Personal-Service-Agenturen (PSA) sind ein zentrales Instrument der Hartz-Reform. Jetzt ist der größte PSA-Betreiber Pleite: Der niederländische Personaldienstleister Maatwerk hat Mitte Februar 2004 für seine deutsche Tochter Insolvenzantrag gestellt. Mit rund 9.500 PSA-Beschäftigten war Maatwerk im Netzwerk der PSA bislang der größte Partner der Bundesagentur für Arbeit (BA).

Dennoch hält der Vorstand der BA das Konzept, Arbeitslose in Zeitarbeitsfirmen zu beschäftigen, nicht für gescheitert. 'Man kann von Maatwerk nicht auf andere Betreiber schließen. Andere PSA bestehen durchaus erfolgreich am Markt', sagt Vorstandsmitglied Heinrich Alt.
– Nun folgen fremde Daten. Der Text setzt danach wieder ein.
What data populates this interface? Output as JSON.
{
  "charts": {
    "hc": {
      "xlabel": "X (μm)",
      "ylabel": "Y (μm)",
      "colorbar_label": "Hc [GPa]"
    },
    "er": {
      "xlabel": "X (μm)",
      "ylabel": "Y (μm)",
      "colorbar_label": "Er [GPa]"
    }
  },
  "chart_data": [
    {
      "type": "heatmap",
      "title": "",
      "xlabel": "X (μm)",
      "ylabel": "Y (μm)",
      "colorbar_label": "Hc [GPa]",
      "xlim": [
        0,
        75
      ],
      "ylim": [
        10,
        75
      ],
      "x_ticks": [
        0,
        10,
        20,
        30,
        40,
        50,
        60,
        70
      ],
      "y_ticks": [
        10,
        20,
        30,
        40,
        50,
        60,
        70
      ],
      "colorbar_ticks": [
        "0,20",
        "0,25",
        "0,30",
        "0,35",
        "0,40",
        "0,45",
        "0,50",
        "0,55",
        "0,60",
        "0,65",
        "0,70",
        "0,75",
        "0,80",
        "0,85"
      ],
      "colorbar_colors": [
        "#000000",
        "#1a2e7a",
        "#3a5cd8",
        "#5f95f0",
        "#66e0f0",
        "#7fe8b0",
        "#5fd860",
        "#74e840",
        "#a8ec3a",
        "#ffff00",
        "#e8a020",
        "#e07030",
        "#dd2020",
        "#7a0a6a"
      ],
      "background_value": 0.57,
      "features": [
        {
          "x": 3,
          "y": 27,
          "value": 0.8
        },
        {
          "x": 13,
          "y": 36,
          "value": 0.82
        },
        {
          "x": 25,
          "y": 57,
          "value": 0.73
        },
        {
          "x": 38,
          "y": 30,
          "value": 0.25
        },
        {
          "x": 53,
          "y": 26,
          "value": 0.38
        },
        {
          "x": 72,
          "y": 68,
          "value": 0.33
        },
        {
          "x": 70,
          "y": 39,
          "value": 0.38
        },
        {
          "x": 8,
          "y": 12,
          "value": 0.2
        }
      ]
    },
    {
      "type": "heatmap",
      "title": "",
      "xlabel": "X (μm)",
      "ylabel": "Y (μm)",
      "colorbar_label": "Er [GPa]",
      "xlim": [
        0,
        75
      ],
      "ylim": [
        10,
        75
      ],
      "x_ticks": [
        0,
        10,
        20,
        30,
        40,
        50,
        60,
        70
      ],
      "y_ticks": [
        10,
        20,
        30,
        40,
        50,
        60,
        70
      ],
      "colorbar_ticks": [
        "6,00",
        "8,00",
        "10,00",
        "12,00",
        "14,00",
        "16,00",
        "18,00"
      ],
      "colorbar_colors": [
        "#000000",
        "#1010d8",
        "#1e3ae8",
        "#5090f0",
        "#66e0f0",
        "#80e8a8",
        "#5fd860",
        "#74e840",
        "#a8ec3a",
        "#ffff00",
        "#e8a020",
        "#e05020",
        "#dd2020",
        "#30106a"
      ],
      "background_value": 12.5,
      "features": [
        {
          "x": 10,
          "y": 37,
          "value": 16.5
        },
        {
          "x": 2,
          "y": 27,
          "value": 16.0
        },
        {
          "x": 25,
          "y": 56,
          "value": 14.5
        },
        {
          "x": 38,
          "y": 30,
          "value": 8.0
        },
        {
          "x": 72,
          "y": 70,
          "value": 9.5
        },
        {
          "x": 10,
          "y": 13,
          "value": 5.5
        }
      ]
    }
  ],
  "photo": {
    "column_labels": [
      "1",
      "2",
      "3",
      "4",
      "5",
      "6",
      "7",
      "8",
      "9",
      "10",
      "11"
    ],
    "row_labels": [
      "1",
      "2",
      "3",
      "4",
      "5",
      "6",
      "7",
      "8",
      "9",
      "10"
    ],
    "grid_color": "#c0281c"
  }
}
Andernorts wird das Konzept PSA allerdings in Frage gestellt. Der Vorwurf an die BA: Vertragsmängel erlauben es den PSA, Arbeitslose am Monatsende einzustellen und ein paar Tage später schon wieder zu entlassen - und nebenbei zwei Monatspauschalen einzustreichen. Die Agenturen für Arbeit zahlen nämlich für jeden PSA-Kandidaten neun Monate lang Zuschüsse von monatlich bis zu 1.300,- Euro. Laut WirtschaftsWoche (Nr. 9/2004) hat Maatwerk vor allem auf diese Einnahmen, anstatt auf die aus dem Verleih der Zeitarbeitskräfte gesetzt. Laut Expertenaussage ist dieses Verhalten kein Einzelfall. Mit weiteren PSA-Insolvenzen sei daher zu rechnen.